Será realizada nesta terça, 14/3, no Espaço Cultural Banco da Amazônia a abertura da exposição “Gravado na Alma” com 60 obras de artistas nacionais e internacionais do acervo do colecionador de arte Eduardo Vasconcelos. A exposição conta com a curadoria de Vânia Leal e foi uma das selecionadas pelo Edital de Pautas para o Espaço Cultural 2023.
Foto: Divulgação
 
Esta mostra foi uma das selecionadas pelo Banco, via Edital de Pautas do Espaço Cultural 2023, lançado anualmente para difundir a cultura regional. Anualmente, o Banco divulga três editais: de Pautas do Espaço Cultural, de Patrocínio e de Chamada Pública Lei de Incentivo à Cultura. As inscrições são voltadas para pessoas jurídicas e físicas de modo gratuito.
Foto: Divulgação
 
Segundo a curadora, Vânia Leal, a exposição “Gravado na alma” é composta por artistas cujos percursos seguem várias técnicas e poéticas. “São vias que possibilitam encontros entre linhas, texturas, arquiteturas, animais e paisagens. É um espaço para dizer: gravura ao infinito do tempo e no tempo. Como um laboratório vivo em constante construção na coleção de Eduardo Vasconcelos”, explica.
 
O professor e colecionador de arte Eduardo Vasconcelos explica que, nos últimos anos, houve uma atenção maior sobre a importância e relevância da gravura no mundo das artes. Desde os primórdios da humanidade, o ato de gravar faz parte da vida do homem, com os arranhões em paredes e pedras, passando pelas incisões em objetos utilitários. Séculos depois, com a criação da escrita cuneiforme, essa ação permanece presente como forma de preservação e de registro de histórias. “Até então, o ato de gravar é bastante amplo, sendo modificado conforme cada cultura. Somente com a criação do papel em 105 d.C. é que o processo foi sendo modificado e novas possibilidades surgiram”, esclarece.
 
Segundo Eduardo, a gravura como se conhece hoje se caracteriza por uma técnica artística na qual há a produção de uma matriz gravada (alto ou baixo relevo) onde é feito o desenho. “A gravura é um processo milenar, artesanal, onde, mesmo havendo uma série de cópias, pode possuir elementos únicos que a tornam mais valorizada, como a intervenção do artista após a impressão ou o número baixo de exemplares”, explica.
 
“Acreditar na produção artística, no quanto ela representa hoje e para gerações futuras, é a força motriz que impulsiona e dinamiza a coleção. Meu afeto pela arte está gravado na alma, assim como as obras de tantos artistas aqui presentes”, destaca Eduardo. “Agradeço ao Banco da Amazônia, que, para além de suas atividades financeiras, exerce papel fundamental no fomento ao cenário artístico e na difusão e apoio à cultura, trazendo ao público obras pertencentes a uma coleção privada”, acrescenta.
 
Ao longo da exposição ocorrerão diversas ações educativas como bate papo com artistas e visitas guiadas para estudantes de escolas públicas, a fim de que adolescentes e jovens tenham contato com a arte.

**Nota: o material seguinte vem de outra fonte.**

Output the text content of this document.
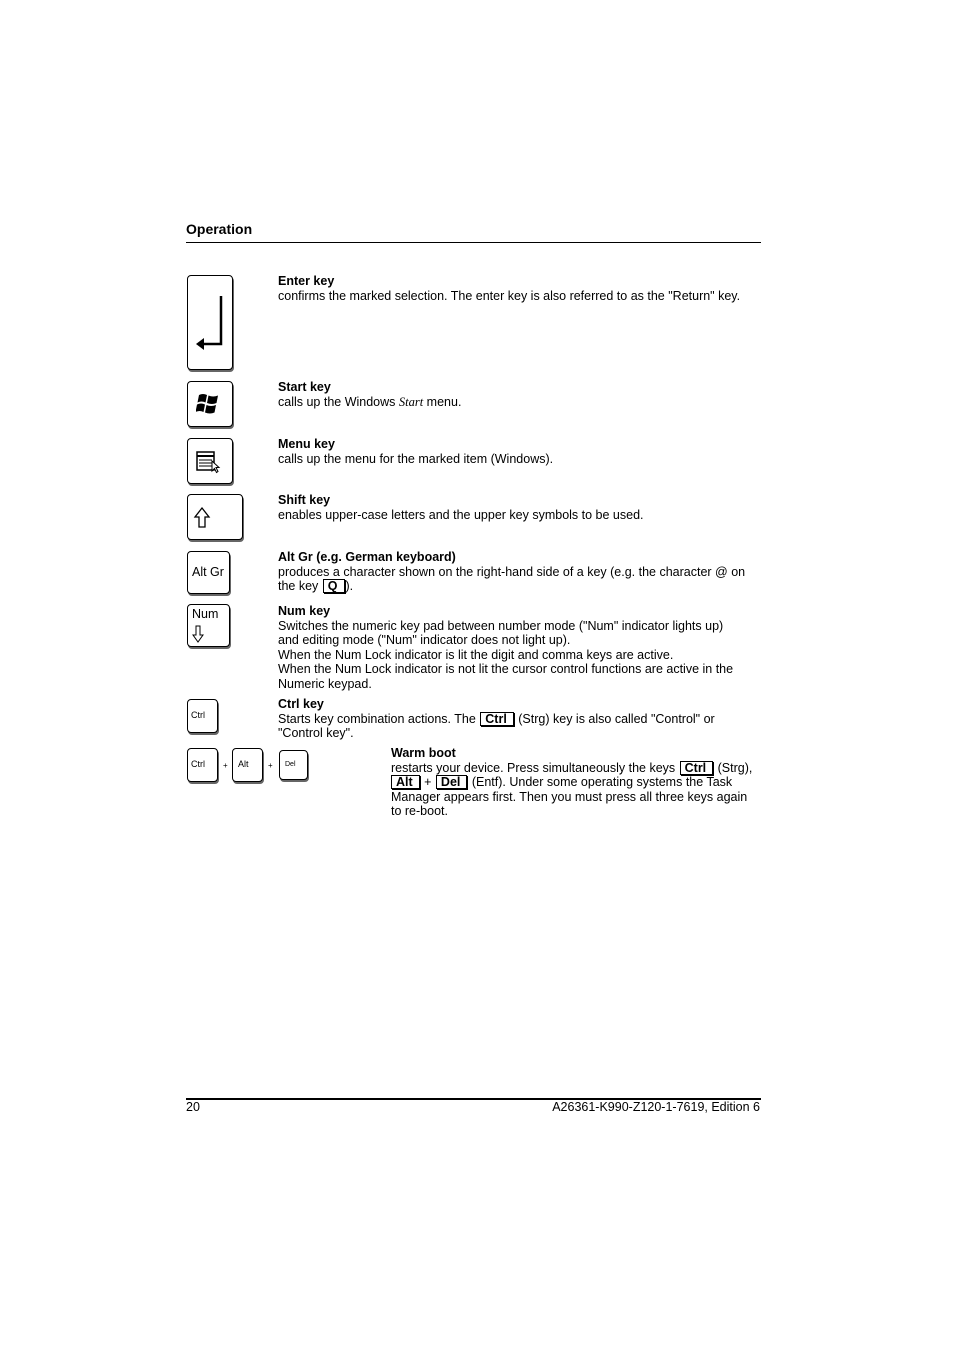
Operation
Enter key
confirms the marked selection. The enter key is also referred to as the "Return" key.
Start key
calls up the Windows Start menu.
Menu key
calls up the menu for the marked item (Windows).
Shift key
enables upper-case letters and the upper key symbols to be used.
Alt Gr
Alt Gr (e.g. German keyboard)
produces a character shown on the right-hand side of a key (e.g. the character @ on
the key Q ).
Num	Num key
Switches the numeric key pad between number mode ("Num" indicator lights up)
and editing mode ("Num" indicator does not light up).
When the Num Lock indicator is lit the digit and comma keys are active.
When the Num Lock indicator is not lit the cursor control functions are active in the
Numeric keypad.
Ctrl
Ctrl key
Starts key combination actions. The Ctrl (Strg) key is also called "Control" or
"Control key".
Ctrl + Alt + Del
Warm boot
restarts your device. Press simultaneously the keys Ctrl (Strg),
Alt + Del (Entf). Under some operating systems the Task
Manager appears first. Then you must press all three keys again
to re-boot.
20	A26361-K990-Z120-1-7619, Edition 6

Ao longo da exposição também ocorrerá o lançamento do catálogo, que será distribuído gratuitamente aos visitantes.
 
A exposição segue aberta de segunda a sexta-feira para visitação gratuita até o dia 5 de maio, no horário das 9h às 17h. Também ficará aberta nos domingos do projeto Circular Campina Cidade Velha. O Espaço Cultural do Banco da Amazônia fica na Avenida Presidente Vargas, 800 – Campina, Belém. “Espero que o grande público venha conhecer parte de toda essa produção e as diversas técnicas existentes, e, assim, cada vez mais se aproximar das artes plásticas”, finaliza Eduardo.
 
Desde 2021, a coleção Eduardo Vasconcelos vem abrindo as portas do acervo pessoal ao público paraense por meio de iniciativas como esta do Banco da Amazônia, que viabiliza edital para selecionar projetos artísticos relevantes à região amazônica. Neste percurso, o colecionador já realizou três mostras a partir de editais similares de incentivo à arte e cultura, cujas exposições nasceram do diálogo entre a curadoria e Eduardo.
 
Sempre convidado para participar de encontros, lives e pesquisas sobre arte e colecionismo, o professor e colecionador de arte Eduardo Vasconcelos tem um acervo de mais de 700 obras entre pinturas, esculturas, fotografias, desenhos e objetos. Há um núcleo só de arte paraense. Movido pela lógica de que a arte deve ser compartilhada, ele decidiu abrir a sua reserva técnica às grandes exposições.
 
“Temos uma infinidade de obras com elevada importância artística e cultural e que são vistas somente em uma esfera bem restrita. O papel do colecionador de arte não deve se restringir ao mero acúmulo das obras. Permitir que essas obras circulem e tenham visibilidade, contribui para a difusão da cultura e do próprio mercado, envolvendo todos os elos dessa cadeia. Há um papel social e político importante nisso tudo, principalmente na construção de novos olhares para a arte”, diz Eduardo.
 
Serviço: Exposição de gravuras “Gravado na Alma”, com obras da Coleção Eduardo Vasconcelos.
 
Local:* Espaço Cultural do Banco da Amazônia fica na Avenida Presidente Vargas, 800 – Campina, Belém
 
Data: 14/03 (vernissage) 15/03 a 05/05 (visitação gratuita do público).
 
Hora: vernissage às 19h; visitação gratuita do público de segunda a sexta-feira, das 9h às 17h.
 
Instagram: @bancodamazonia / @colecaoeduardovasconcelos.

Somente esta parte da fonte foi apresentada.